The wild weather , a very wet and periodically hot June has brought molds and mildews out in basements and crawlspaces and damp closets.
Now molds may trigger an asthma type response, but they also may have a hallucinogenic effect on people.
I had some heavy exposure for a few days and my mood did go south (even though there was cause also).
benadryl helped and removing the exposure also.
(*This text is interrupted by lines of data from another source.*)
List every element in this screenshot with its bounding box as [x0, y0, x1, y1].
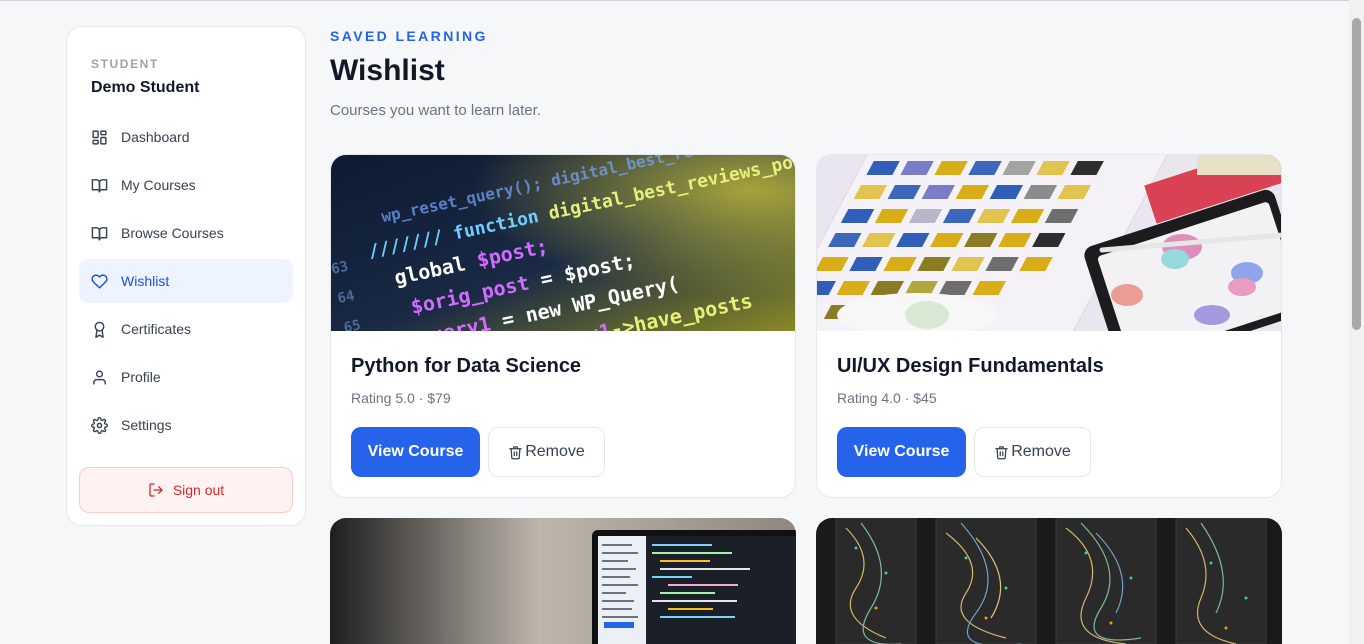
open-book-icon — [91, 177, 108, 194]
sidebar-item-label: Profile — [121, 369, 161, 385]
course-title: UI/UX Design Fundamentals — [837, 355, 1104, 377]
user-name: Demo Student — [91, 79, 200, 96]
course-title: Python for Data Science — [351, 355, 582, 377]
sidebar-item-label: Certificates — [121, 321, 192, 337]
trash-icon — [994, 445, 1009, 460]
course-card: wp_reset_query(); digital_best_reviews_p… — [330, 154, 796, 498]
section-eyebrow: SAVED LEARNING — [330, 28, 488, 44]
course-meta: Rating 4.0 · $45 — [837, 390, 937, 406]
sign-out-label: Sign out — [172, 482, 225, 498]
heart-icon — [91, 273, 108, 290]
sidebar-item-label: Browse Courses — [121, 225, 224, 241]
course-thumbnail-server-image[interactable] — [816, 518, 1282, 644]
sidebar: STUDENT Demo Student Dashboard My Course… — [66, 26, 306, 526]
view-course-button[interactable]: View Course — [837, 427, 966, 477]
remove-button[interactable]: Remove — [974, 427, 1091, 477]
course-thumbnail-design-image[interactable] — [817, 155, 1281, 331]
top-border — [0, 0, 1364, 1]
trash-icon — [508, 445, 523, 460]
log-out-icon — [148, 482, 164, 498]
scrollbar-thumb[interactable] — [1352, 18, 1361, 330]
sidebar-item-label: My Courses — [121, 177, 196, 193]
page-scrollbar[interactable] — [1349, 0, 1364, 644]
remove-label: Remove — [525, 443, 585, 460]
sidebar-item-label: Wishlist — [121, 273, 170, 289]
role-label: STUDENT — [91, 57, 159, 71]
sidebar-item-settings[interactable]: Settings — [79, 403, 293, 447]
sidebar-item-profile[interactable]: Profile — [79, 355, 293, 399]
sidebar-item-my-courses[interactable]: My Courses — [79, 163, 293, 207]
course-meta: Rating 5.0 · $79 — [351, 390, 451, 406]
course-thumbnail-laptop-image[interactable] — [330, 518, 796, 644]
sidebar-item-wishlist[interactable]: Wishlist — [79, 259, 293, 303]
open-book-icon — [91, 225, 108, 242]
sidebar-item-label: Settings — [121, 417, 172, 433]
view-course-button[interactable]: View Course — [351, 427, 480, 477]
sign-out-button[interactable]: Sign out — [79, 467, 293, 513]
sidebar-item-dashboard[interactable]: Dashboard — [79, 115, 293, 159]
svg-text:65: 65 — [342, 317, 362, 331]
sidebar-item-certificates[interactable]: Certificates — [79, 307, 293, 351]
user-icon — [91, 369, 108, 386]
course-card: UI/UX Design Fundamentals Rating 4.0 · $… — [816, 154, 1282, 498]
gear-icon — [91, 416, 108, 434]
course-thumbnail-code-image[interactable]: wp_reset_query(); digital_best_reviews_p… — [331, 155, 795, 331]
page-subtitle: Courses you want to learn later. — [330, 102, 541, 119]
remove-label: Remove — [1011, 443, 1071, 460]
sidebar-item-browse-courses[interactable]: Browse Courses — [79, 211, 293, 255]
dashboard-grid-icon — [91, 129, 108, 146]
sidebar-item-label: Dashboard — [121, 129, 190, 145]
award-icon — [91, 321, 108, 338]
remove-button[interactable]: Remove — [488, 427, 605, 477]
page-title: Wishlist — [330, 54, 445, 87]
Better times are coming~i hopw!

Monday, June 17, 2013

a bit of anger

the silence that you speak,
tells me more than many words.
The actions that you do,
reveals your heart
and shows your lies.
Do you think that you do not reveal all in silence?
Do not be fooled,
speak your heart,
remove your anger
for i have done nothing except to speak what is on my heart,
in my mind.
I have not hidden my thoughts from you.
I have not sought to obscure my way.
Speak and be free.
Do not worry,
if you have spoken your heart to me,
if you have not been silent,
then this is not for you.

travels

i have chosen a life of folly,
one not understood by most
and some times,
 not even by myself.
A gift to be given,
not asking for anything in return,
but still wanting it.
A life to give and not receive,
but at times i falter,
for i am but a man
and all mankind is weak.
There are time i feel to be the weakest of the weak,
 not strong,
not knowledgeable,
Not well spoken.
Then a whisper,
a slight breeze speaks to me softly:
"Continue on this way"
and so i plod on on,
but remember there is beauty.

Saturday, June 15, 2013

stretched, but content

the mind seeks the answers
to what the heart already knows.
The mind can bring strife,
the heart peace.
When i seek answers to things that can not be known,
i lose myself.
There are many thing that the mind is for
and i use them constantly,
but there is a limit.
A call back to the job i recently left,
for reasons that do not make me happy.
A friend, working, but not paid;
oppression at its worst, but they seem unaware.
A neighbor living in an unhealthy apartment, because the home is the mother's...
Another with a recent operation, leaving them unable to get around,
so i do their errands.
I can be there,
i give support,
but no answers.
These are the things that can not be known.
We can not fix things,
but we can be with them.
With that ,
I am content.

Friday, June 14, 2013

wandering

A voice has escaped me,
meandering down roads,
i did not believe i could do.
I lost a voice,
an attitude,
a Joy.
I started thinking too much,
thinking and pondering things that are not knowable.
i became lost
and bewildered.
I forgot that things are truly simple...
be thankful,see beauty,
above all else,
love!
Yes, that voice came back again
and i,
i am extremely grateful.

Wednesday, June 5, 2013

it feels toxic

Not an environmental post,
but i was back at the lab for 2 days this week.
Nice lab new lab director,
who wanted to know what i did.
I was hired to "train" and so i did.
2 people interested to know what i had to say,
one a bit nosy in what i was doing.
No i really did not want to go back,
but i made a promise.
The last, seething in anger unspoken, with barely a word passing their lips.
That person was there 10 years with me
and has refused to do most of what i did.
It is bad air, but i will return,
they are of course sad and truly alone.
I will not cause any more grief than they are causing themselves.

Tuesday, June 4, 2013

return

in multiple layers.
 the reading glasses are finally on my face,
fixed from an error by the lab,
they forgot to put prism in one eye,what a mess!
Back at the lab,
for a short time to train new faces in what i used to do.
Relief in my heart,
for another bit of my Adventure is concluded.
I survived and now another turn comes in the middle of the road.